В крестовой, отбив коленопреклонённые поклоны и помолившись, он с завидным упрямством и постоянством приказывал келейнику отправляться в Разрядный приказ и узнавать, будет ли сегодня рассылка царских грамот о благочестии в церкви на места, в какие вотчины успели вчера разослать, и не поступают ли оттуда челобитные или жалобы. Вонифатьев заранее предполагал, что такие жалобы обязательно будут поступать, и потому с завидным упрямством готовился встретить их во всеоружии, как и подобает непоколебимому воину за веру Христову.

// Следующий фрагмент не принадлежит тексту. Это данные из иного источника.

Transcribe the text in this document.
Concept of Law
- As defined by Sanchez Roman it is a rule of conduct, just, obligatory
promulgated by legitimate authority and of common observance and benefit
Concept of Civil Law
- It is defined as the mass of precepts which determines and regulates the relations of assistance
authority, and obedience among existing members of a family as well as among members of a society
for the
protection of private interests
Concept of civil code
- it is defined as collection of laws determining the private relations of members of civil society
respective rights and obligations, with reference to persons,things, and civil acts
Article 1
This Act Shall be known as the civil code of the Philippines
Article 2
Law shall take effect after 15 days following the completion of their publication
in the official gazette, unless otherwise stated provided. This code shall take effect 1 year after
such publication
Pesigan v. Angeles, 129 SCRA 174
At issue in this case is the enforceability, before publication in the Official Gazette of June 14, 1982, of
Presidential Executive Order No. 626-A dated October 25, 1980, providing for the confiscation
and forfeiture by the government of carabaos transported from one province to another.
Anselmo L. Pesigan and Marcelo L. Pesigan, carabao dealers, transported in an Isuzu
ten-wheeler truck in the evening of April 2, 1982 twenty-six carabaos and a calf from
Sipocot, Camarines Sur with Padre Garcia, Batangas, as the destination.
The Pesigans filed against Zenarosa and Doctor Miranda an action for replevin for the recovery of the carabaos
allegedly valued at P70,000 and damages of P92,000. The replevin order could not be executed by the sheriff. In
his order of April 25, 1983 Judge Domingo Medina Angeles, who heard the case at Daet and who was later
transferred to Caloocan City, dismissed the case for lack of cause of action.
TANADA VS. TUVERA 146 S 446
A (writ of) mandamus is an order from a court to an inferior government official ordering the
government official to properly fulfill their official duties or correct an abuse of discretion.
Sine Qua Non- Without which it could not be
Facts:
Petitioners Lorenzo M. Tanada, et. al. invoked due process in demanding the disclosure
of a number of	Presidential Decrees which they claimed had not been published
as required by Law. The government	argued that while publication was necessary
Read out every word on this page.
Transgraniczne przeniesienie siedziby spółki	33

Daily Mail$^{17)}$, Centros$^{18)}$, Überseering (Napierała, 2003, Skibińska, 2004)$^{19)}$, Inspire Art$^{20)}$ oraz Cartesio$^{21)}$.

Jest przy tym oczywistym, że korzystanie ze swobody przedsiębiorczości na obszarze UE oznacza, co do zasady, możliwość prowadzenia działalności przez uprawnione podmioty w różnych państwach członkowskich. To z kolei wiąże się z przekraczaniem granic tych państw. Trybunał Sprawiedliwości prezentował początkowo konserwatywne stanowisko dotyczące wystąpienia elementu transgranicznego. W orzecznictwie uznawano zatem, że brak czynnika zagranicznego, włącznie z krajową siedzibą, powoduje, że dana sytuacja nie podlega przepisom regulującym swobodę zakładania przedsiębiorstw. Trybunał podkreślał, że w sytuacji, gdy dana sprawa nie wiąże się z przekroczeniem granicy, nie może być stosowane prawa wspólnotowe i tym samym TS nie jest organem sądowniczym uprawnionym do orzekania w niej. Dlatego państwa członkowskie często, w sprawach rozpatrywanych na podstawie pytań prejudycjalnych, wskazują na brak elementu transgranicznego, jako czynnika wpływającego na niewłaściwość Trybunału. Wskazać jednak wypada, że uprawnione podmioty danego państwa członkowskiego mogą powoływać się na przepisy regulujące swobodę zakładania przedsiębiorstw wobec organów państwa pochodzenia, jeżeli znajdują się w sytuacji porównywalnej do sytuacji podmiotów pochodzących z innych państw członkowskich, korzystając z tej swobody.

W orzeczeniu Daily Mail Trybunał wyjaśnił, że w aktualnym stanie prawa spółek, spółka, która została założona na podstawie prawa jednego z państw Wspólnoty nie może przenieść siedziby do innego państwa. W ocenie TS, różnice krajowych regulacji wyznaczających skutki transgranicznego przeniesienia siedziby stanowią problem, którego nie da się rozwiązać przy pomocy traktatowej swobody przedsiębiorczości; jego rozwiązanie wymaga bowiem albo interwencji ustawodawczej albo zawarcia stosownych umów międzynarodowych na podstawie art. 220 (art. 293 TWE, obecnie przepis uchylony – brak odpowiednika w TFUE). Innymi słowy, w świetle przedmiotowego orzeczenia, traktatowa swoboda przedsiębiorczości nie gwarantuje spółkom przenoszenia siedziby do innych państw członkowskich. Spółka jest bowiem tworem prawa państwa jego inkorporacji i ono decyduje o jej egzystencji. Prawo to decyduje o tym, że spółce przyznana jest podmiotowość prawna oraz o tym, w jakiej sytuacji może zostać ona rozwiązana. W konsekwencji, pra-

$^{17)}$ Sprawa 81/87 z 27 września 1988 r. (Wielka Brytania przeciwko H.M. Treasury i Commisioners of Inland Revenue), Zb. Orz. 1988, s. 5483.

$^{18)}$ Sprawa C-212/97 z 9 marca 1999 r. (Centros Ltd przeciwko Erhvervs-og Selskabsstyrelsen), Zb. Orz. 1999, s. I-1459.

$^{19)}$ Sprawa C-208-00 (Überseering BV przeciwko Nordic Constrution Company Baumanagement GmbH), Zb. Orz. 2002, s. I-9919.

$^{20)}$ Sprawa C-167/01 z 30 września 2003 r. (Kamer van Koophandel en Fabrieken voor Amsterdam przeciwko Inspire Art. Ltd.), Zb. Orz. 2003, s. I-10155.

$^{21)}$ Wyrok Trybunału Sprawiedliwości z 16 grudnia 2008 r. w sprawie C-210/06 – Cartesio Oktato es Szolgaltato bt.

Сначала все было тихо. Но в какой-то момент, ситуация действительно изменилась, и в Разрядный приказ одно за другим валом начали поступать красноречивые и тревожные донесения от воевод на местах, докладывающих о начавшихся среди священнослужителей и паствы брожениях и открыто выражаемом неудовольствии.

Как только протопопу на стол легло первое тревожное донесение, он как старый хитрый лис, не потерявший острого нюха, мгновенно почуял угрозу, как для царя, только недавно оправившегося после соляного бунта, так и для себя, смекнув, что смута среди священнослужителей сама по себе так просто не разрешится. И для того, чтобы ее остановить, следует предпринять незамедлительные меры.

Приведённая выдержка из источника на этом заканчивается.